Açıkçası bu girizgah beni sıktı. Öyle betimlemeler vardı ki çok kitap okuyan ben bile (kendimi bu statüye soktum) zaman zaman bu betimlemelerin altında ezildim. Baştan söylemek gerekirse çok okuyan biri değilseniz bu kitap biraz ağır gelebilir size. Anlatım da bir de yağmur var. Şimdi düşünüyorum da bu çok mu gerekliydi. Evet edebi bir anlam katmış ama ana hikayeden uzaklaştırmış okuyucuyu. Gerçi bende bir şeyler karalarken böyle şeyler yapmıyor muyum evet yapıyorum. Bu yüzden, bu konuda pek yorum yapmayacağım.

Kitabın beni en etkileyen tarafı hikayenin baba olgusu üzerinde olması. Yekta Kopan iç seslerle babasızlık duygusunu, bir babayı bulma ve kaybetme olgusunu başarılı bir şekilde anlatmış.

Aslında hikayenin kimin etrafında döndüğü konusunda çok emin değilim ama karakterin yaşaması sebebi ile hikaye bana Metin Konur etrafında dönüyormuş gibi geldi. Oysa ki kendisi hakkında ya da onun dilinden çok bir şey yok. Metin İstanbul’da yaşayan başarılı bir fizik öğretmenidir. Aynı zamanda kitap yazmaya çalışmaktadır. Günün birinde, annesi ölmeden önce ona bir mektup gönderir.
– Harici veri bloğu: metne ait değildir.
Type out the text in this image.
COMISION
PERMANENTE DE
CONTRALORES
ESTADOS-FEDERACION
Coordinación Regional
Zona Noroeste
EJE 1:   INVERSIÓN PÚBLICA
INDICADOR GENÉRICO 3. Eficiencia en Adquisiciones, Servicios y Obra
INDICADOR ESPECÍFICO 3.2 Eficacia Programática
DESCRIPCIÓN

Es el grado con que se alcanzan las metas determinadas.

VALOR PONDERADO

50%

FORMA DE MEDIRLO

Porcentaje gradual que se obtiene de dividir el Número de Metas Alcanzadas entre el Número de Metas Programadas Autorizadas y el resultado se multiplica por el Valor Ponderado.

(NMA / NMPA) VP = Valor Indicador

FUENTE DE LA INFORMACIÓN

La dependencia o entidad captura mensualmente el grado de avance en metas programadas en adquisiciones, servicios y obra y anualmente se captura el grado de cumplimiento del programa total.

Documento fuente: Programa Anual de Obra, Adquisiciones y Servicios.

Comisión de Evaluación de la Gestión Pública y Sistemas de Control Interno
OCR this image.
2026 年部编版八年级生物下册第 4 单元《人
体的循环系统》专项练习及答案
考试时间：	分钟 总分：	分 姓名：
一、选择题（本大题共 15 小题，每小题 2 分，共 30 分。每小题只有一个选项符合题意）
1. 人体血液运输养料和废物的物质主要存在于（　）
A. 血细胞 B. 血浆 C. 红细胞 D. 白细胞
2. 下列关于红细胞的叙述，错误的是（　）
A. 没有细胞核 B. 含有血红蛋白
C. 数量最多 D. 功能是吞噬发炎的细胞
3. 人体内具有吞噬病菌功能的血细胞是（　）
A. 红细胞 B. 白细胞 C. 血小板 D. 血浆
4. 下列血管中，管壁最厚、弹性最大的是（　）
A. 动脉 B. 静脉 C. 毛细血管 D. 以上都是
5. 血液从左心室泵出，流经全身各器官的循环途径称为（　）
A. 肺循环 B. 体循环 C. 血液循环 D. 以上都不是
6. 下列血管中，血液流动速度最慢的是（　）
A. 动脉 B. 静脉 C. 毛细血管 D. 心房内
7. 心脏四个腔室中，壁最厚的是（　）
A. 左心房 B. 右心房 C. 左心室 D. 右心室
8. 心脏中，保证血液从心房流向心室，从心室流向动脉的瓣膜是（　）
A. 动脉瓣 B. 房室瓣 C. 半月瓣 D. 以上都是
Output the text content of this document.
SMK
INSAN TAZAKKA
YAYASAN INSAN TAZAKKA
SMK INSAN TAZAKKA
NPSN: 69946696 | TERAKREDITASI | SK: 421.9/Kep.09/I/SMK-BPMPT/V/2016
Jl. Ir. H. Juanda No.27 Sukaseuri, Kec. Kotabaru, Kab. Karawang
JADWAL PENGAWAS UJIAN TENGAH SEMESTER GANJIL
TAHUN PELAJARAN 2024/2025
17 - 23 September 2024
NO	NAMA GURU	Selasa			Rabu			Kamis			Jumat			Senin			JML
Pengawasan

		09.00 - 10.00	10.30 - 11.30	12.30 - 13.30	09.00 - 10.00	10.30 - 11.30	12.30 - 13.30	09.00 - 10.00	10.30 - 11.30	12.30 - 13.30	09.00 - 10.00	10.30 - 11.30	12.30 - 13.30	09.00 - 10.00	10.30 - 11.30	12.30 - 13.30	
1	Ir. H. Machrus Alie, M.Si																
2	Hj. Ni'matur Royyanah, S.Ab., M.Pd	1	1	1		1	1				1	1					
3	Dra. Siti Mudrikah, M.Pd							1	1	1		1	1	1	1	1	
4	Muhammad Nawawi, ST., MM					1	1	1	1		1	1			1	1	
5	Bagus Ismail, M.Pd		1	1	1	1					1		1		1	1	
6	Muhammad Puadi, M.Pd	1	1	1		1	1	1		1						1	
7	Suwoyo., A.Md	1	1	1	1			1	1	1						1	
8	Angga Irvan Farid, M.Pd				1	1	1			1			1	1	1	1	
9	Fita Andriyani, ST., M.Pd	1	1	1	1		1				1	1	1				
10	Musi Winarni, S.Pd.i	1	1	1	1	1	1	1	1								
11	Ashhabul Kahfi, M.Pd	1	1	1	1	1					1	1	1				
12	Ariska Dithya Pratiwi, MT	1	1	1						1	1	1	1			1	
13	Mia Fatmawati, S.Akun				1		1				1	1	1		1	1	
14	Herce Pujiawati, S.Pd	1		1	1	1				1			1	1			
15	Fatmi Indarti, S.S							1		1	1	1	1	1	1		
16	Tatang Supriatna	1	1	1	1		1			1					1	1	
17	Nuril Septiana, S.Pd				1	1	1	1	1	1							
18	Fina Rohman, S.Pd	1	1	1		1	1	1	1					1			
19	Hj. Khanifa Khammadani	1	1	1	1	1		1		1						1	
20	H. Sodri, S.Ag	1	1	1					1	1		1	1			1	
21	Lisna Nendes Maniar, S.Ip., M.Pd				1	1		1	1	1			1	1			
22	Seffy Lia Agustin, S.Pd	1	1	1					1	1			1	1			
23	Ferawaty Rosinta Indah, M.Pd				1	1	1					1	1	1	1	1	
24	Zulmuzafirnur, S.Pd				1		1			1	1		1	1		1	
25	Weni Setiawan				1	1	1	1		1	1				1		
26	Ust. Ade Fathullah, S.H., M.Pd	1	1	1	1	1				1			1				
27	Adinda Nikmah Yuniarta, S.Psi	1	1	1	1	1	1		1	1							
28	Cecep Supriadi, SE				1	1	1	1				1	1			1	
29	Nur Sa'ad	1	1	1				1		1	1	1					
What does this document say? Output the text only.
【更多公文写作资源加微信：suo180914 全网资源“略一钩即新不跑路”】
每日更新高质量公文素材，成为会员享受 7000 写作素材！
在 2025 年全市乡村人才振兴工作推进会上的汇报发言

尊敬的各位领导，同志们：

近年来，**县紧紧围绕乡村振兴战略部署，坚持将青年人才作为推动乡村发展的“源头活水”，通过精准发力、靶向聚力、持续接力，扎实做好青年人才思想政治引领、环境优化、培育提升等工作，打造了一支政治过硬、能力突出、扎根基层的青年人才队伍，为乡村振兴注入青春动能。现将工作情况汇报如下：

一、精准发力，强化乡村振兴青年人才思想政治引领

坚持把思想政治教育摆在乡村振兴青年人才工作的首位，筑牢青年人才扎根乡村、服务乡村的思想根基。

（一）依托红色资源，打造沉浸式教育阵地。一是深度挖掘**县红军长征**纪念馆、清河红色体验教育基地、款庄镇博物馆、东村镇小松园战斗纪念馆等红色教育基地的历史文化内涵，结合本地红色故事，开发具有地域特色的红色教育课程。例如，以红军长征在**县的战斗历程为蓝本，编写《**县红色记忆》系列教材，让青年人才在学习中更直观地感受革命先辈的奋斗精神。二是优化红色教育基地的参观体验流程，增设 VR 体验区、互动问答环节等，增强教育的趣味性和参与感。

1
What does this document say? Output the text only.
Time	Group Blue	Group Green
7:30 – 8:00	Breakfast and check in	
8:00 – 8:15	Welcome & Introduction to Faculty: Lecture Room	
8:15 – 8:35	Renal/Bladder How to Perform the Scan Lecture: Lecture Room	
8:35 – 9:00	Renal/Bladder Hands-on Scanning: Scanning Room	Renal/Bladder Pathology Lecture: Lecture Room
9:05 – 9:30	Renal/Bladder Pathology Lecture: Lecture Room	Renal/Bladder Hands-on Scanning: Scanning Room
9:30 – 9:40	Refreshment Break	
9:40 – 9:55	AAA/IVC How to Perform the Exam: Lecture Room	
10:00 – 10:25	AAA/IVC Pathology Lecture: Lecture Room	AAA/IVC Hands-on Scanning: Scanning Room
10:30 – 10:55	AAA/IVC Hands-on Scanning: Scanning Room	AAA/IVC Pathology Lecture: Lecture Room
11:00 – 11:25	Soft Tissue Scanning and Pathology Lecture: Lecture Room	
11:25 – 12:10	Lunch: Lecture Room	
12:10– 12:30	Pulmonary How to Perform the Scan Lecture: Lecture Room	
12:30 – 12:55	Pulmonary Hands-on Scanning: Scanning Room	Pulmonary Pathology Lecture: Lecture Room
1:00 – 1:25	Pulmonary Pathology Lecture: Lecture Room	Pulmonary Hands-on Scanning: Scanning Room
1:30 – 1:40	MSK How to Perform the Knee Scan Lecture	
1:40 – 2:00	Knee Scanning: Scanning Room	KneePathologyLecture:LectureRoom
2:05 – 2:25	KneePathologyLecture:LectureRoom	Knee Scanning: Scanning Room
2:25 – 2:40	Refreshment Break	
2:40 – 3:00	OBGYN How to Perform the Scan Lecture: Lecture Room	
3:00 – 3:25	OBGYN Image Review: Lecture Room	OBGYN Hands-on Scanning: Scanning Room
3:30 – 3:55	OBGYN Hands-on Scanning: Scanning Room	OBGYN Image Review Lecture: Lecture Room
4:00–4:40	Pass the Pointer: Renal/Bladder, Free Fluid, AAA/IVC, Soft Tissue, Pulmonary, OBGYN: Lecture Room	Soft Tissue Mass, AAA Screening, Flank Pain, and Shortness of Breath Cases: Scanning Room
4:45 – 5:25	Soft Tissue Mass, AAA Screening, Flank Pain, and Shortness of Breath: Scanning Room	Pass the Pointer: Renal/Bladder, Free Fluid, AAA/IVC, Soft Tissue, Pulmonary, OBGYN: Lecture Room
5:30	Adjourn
Bu mektupta aslında babasının ölmediğini ona bazı sebeplerden dolayı öldüğünü söylediklerini anlatır. Mektubunda babası ile tanışmasını neden ayrıldıkları konusunu da yazar. Yıllar sonra bunu öğrenen Metin, babasını aramaya başlar.

Babasını araştırır. Babası eski emektar Yeşilçam oyuncusu ve senaristidir. Onun takıldığı kahveye gider ve hakkında bilgi alamaya çalışır. Ancak kimsenin onun hakkında bilgisi yoktur. Yalnızca son dönemlerini Suna adlı genç bir kızla geçirdiğini öğrenir. Metin ise Sunayı bulma konusunda tereddüte düşer.

Roman, hikaye edasıyla bölümlendirilerek yazılmış. Belkide kitabı, romandan çok hikayeye benzetme sebebim bundan dolayı. Orson Cezmi, Suna, Behice, Rıza, Çiko düşüncelerini dinlerken bir karakter hakkında bir çok şeyi öğreniyoruz.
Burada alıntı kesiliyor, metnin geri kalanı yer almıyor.